L’intrigue, a priori, se veut plutôt simple et prête à sourire : depuis plusieurs années, le nombre d’enfants de sexe féminin n’a cessé de baisser, plongeant petit à petit la population masculine dans une frustration on ne peut plus naturelle. Pour tenter de mettre fin à cette pénurie de femmes, le colonel Vaugirard et son chef Gilbert Wang parcourent l’espace à la recherche d’une race extra-terrestre génétiquement compatible avec nous autres, pauvres terriens. Cette idée de départ, on le pressent dès les premières planches, permet non seulement à l’auteur de justifier sans difficulté l’appartenance de cet album à la collection « BD-cul » des Requins Marteaux, mais aussi de préparer le terrain à une histoire qui, tout en restant une fiction, se veut aussi un portrait au vitriol d’une certaine France.
En effet, Micol fustige, non sans humour, les principaux méfaits perpétrés par l’Hexagone au siècle dernier, au premier rang desquels le colonialisme et la collaboration gestapiste, et parvient sans mal à intégrer ces références historiques dans cet univers futuriste, influencé par les codes et les ficelles du space opera. On notera également des allusions à peine voilées à la société pompidolienne des années 70, et le panégyrique de la France que dresse le colonel Vaugirard, mais aussi le jusqu’au-boutisme des hommes d’état, prêts à déclarer une guerre atomique pour montrer que « la France a encore des couilles », imitent avec brio, en la ridiculisant, cette rhétorique passéiste volontiers propagandiste et belliciste.
Ainsi, outre ses qualités de dessinateur, sur lesquelles nous reviendrons plus tard, Micol exécute un vrai travail de dialoguiste, comme l’atteste par ailleurs les échanges verbaux entre le colonel Vaugirard et Chion chion, une villageoise vülvienne. L’écart entre le français exagérément policé du militaire et le parler populaire de l’autochtone, lui aussi caractéristique d’un argot aujourd’hui suranné, prouve l’attention toute particulière apportée à la composante textuelle. La confrontation de ces deux registres de langue, au-delà du comique qu’elle génère, acquiert une toute autre dimension lorsque ces deux personnages, «linguistiquement dissemblables», font l’amour en silence, dans des cases parfaitement muettes. Comme si l’acte sexuel, d’une façon spontanée et sans prévenir, abolissait pendant un temps les écarts sociaux dont les usages linguistiques sont le reflet.
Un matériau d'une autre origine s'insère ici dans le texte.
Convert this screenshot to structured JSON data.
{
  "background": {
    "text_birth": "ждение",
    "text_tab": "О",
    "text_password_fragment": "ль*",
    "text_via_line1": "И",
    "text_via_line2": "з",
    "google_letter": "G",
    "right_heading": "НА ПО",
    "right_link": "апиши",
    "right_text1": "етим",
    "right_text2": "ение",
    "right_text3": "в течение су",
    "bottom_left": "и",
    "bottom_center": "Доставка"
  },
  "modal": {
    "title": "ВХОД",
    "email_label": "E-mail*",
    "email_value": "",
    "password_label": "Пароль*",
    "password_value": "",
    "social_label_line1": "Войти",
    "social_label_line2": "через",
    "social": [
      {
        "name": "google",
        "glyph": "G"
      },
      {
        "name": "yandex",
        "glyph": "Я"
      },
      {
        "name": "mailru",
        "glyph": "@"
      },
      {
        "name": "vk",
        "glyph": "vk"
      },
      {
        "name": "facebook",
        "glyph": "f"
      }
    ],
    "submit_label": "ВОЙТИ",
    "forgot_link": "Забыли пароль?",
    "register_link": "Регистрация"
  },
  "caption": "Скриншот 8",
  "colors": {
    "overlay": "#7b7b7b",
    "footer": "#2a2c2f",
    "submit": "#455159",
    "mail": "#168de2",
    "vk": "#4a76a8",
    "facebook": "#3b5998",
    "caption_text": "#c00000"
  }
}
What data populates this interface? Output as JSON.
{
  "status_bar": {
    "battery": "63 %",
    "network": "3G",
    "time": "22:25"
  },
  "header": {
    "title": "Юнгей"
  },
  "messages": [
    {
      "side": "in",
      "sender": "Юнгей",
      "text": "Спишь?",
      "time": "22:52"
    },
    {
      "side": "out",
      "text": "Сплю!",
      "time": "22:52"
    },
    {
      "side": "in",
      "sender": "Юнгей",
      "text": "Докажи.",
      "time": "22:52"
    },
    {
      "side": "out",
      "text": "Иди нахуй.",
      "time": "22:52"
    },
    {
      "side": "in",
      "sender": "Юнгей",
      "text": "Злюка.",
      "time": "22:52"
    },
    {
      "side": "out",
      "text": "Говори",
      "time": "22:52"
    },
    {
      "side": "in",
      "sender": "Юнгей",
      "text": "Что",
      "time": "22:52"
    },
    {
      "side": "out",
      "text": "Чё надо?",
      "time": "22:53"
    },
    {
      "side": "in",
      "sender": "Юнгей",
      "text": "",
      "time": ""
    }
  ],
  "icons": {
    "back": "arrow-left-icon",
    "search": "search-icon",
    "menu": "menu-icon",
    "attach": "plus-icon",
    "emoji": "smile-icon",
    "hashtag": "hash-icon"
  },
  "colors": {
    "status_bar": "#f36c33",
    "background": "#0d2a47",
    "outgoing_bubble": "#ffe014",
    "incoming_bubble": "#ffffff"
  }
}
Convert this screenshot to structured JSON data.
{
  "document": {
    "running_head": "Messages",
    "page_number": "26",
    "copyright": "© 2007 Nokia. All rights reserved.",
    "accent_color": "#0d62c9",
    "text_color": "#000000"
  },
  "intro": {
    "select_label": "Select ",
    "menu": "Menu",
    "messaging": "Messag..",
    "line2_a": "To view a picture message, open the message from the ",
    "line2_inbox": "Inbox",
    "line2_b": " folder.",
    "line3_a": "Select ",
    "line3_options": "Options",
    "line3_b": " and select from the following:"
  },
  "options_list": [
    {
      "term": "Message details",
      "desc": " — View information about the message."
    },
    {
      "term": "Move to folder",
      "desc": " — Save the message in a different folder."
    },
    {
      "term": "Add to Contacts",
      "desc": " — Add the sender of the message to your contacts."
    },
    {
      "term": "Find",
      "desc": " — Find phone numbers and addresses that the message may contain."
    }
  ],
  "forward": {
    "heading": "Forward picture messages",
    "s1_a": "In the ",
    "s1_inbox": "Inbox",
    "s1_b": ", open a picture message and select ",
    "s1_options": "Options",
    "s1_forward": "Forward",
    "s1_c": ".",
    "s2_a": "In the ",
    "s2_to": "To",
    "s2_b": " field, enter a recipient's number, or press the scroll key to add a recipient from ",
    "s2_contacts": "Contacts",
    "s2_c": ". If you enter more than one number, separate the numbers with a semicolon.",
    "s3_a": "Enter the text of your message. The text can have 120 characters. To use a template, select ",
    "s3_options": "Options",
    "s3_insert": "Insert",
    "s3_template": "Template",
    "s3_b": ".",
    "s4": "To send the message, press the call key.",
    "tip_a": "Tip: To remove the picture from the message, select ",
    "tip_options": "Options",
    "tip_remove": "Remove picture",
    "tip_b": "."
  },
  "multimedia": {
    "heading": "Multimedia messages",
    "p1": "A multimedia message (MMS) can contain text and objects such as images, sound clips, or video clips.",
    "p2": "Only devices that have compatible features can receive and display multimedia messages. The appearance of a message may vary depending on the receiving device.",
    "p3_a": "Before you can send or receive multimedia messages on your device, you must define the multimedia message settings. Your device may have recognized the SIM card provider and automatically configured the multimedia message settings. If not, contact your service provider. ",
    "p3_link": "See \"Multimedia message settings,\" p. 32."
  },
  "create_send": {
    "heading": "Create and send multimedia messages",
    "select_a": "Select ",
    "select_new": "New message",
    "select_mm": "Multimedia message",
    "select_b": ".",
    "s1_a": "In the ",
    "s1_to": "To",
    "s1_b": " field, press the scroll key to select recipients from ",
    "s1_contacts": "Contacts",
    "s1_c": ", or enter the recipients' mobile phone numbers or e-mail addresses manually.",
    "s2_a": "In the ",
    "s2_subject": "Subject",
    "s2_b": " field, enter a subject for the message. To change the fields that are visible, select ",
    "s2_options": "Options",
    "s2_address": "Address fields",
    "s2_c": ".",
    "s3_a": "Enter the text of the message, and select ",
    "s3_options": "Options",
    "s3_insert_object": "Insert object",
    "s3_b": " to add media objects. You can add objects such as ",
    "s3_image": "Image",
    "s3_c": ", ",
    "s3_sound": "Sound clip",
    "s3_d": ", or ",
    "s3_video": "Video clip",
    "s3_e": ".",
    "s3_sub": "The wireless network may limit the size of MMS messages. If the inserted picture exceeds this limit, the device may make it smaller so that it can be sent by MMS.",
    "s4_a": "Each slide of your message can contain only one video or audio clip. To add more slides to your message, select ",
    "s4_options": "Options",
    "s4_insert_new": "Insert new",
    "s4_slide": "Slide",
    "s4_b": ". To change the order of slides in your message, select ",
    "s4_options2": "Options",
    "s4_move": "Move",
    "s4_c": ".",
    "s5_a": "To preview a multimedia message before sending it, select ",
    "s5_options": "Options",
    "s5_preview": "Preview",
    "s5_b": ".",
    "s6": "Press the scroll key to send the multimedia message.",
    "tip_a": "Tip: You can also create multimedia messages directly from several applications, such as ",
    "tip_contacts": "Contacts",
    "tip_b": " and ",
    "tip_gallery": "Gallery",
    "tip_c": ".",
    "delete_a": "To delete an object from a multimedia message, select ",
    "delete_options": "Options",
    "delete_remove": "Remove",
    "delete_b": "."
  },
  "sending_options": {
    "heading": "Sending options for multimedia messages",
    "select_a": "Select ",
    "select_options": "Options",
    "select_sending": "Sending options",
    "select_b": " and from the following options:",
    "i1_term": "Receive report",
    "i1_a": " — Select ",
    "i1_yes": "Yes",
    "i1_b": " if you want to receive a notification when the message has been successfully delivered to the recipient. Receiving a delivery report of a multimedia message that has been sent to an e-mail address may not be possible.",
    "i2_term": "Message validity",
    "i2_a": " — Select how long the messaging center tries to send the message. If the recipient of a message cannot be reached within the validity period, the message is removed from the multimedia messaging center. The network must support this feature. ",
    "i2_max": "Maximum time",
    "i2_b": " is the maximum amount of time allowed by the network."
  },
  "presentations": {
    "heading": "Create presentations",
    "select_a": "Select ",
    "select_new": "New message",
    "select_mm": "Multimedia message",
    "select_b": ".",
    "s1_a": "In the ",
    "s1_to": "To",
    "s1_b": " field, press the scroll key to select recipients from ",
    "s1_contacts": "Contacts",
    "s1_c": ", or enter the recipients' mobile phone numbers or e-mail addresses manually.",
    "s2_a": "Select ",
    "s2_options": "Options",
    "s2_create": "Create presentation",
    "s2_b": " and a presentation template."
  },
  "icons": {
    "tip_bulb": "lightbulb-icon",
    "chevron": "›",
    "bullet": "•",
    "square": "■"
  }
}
Non seulement en proie à ses propres fautes, cette France d’hier doit aussi prendre sa place dans un monde gangréné par la concurrence des états, un patriotisme exacerbé et les basses manœuvres politiciennes. Sans surprise, la découverte d’une denrée rare et recherchée, à savoir la femme vülvienne, ne va pas tarder à briser une paix qui n’était qu’apparente, et à ranimer les tensions entre nations. Dans un tel contexte, le choix de la présidence française d’appuyer sur le bouton rouge, d’exploser littéralement ce monde sans repère, n’est pas sans rappeler la crainte du conflit nucléaire qui planait, durant les phases les plus tendues de la guerre froide, sur les populations civiles. D’une certaine manière, l’excursion sur La Planète des Vülves est donc moins l’occasion, pour nous autres lecteurs, de visiter de lointaines contrées extra-terrestres, que de prendre le recul suffisant pour observer ce globe bleu sur lequel nous nous agitons en vain, souvent au mépris des autres et de soi-même.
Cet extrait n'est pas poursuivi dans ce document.